Subscribing to events
I connect the websocket and issue separate calls to https://api.twitch.tv/helix/eventsub/subscriptions with the type and session_id. (which works with the live API)
But I can’t figure out how to test that it correctly responds to eg. channel.cheer or channel.subscribe. I tried to set up the Twitch CLI and its EventSub websocket server. I can connect fine, but the logic that subscribes to the events fails API calls with HTTP 400 Bad Request – websocket transport session does not exist or has already disconnected
Which kind of makes sense? Since the official API does not need to know about my Twitch CLI setup over here. But how do I do it instead?
I tried working with the CLI mock data server, but the docs explicitely state
The mock server replicates a majority of the Twitch API
endpoints except for endpoints related to:
So my hopes of subscribing to events this way are low.
Thanks for the reply. I guess this is why EventSub via websockets is labeled beta.

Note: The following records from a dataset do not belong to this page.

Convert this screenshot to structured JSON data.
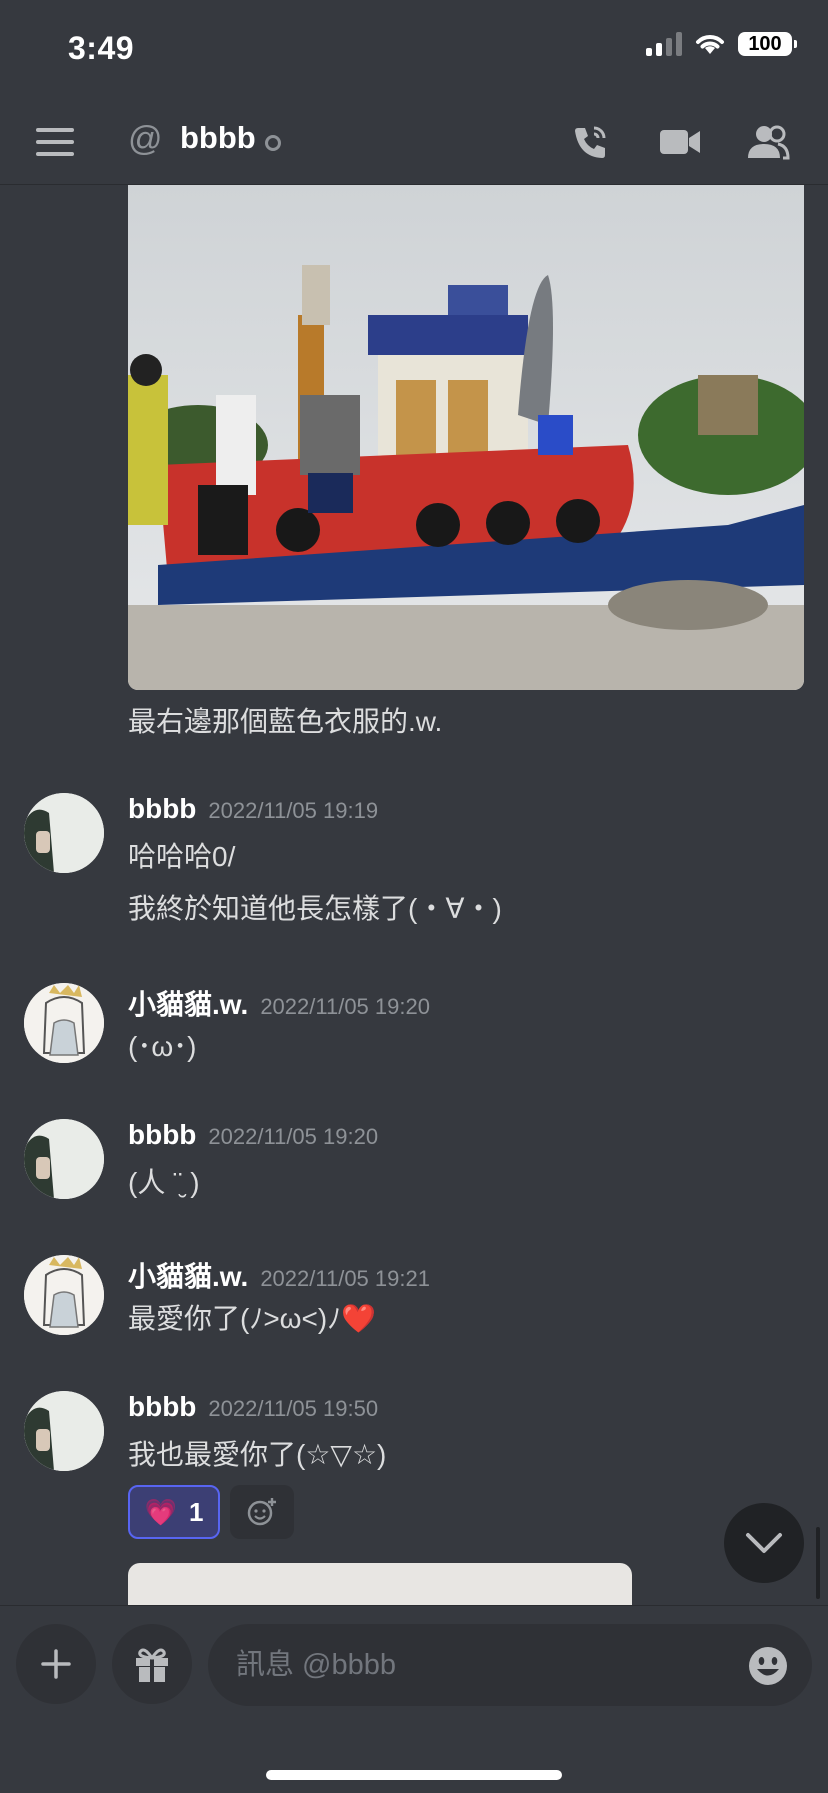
{
  "status_bar": {
    "time": "3:49",
    "battery": "100"
  },
  "header": {
    "channel_name": "bbbb"
  },
  "photo_caption": "最右邊那個藍色衣服的.w.",
  "messages": [
    {
      "username": "bbbb",
      "timestamp": "2022/11/05 19:19",
      "lines": [
        "哈哈哈0/",
        "我終於知道他長怎樣了(・∀・)"
      ]
    },
    {
      "username": "小貓貓.w.",
      "timestamp": "2022/11/05 19:20",
      "lines": [
        "(･ω･)"
      ]
    },
    {
      "username": "bbbb",
      "timestamp": "2022/11/05 19:20",
      "lines": [
        "(人 ¨̮ )"
      ]
    },
    {
      "username": "小貓貓.w.",
      "timestamp": "2022/11/05 19:21",
      "lines": [
        "最愛你了(ﾉ>ω<)ﾉ❤️"
      ]
    },
    {
      "username": "bbbb",
      "timestamp": "2022/11/05 19:50",
      "lines": [
        "我也最愛你了(☆▽☆)"
      ]
    }
  ],
  "reaction": {
    "emoji": "💗",
    "count": "1"
  },
  "composer": {
    "placeholder": "訊息 @bbbb"
  },
  "colors": {
    "background": "#36393f",
    "accent": "#5865f2",
    "input_bg": "#2f3136",
    "muted": "#8e9297"
  }
}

I’ll try and come up with a way to manually inject the messages into my app, but some are hard to understand from the docs, eg. whether there is a way to determine who gifted a sub. So when somebody gifts 100 subs, the app doesn’t spam 100 sub notifications after. Or collects them into a single notification.
I guess the CLI can at least produce valid JSON responses I can try to work with.
I think in my case it may be better to work with PubSub instead, but I’d be missing out on some features eg. follow notifications.
All very good ideas! Ideally I’d like to do this without having to set up a proxy server, since I’m building a self-contained entirely front-end overlay display for OBS etc., so I’d like it to be easy to set up for less tech savvy users. But I’ll look into how I can build the logic to simulate events myself, based on the JSON output in the docs.
As to be selfcontained inside OBS, you’ll use implicit auth and that token is non refreshable and valid for only 60 days, sure yo ucan store it in storage between restarts.
But when the token dies the streamer will likely need to interact with the browser source to grant a new token. Which might be sometimes seemless but difficult if it breaks for a user to understand a fault has occured and might need to manually perform a task. (Since you are also in a self contained context without access to normal password managers/etc)
Websocket subs only exist for the lifetime of the socket.
Webhook subs stick forever (until clientID revoke)
My personal choice would be the proxy server here.
Or run a desktop app that handles authentication and serving of the overlay, as if the token dies I can present a suitable error and reauth inside the app. And said app can also act as an event reader/list which is easier to scroll to see history/etc.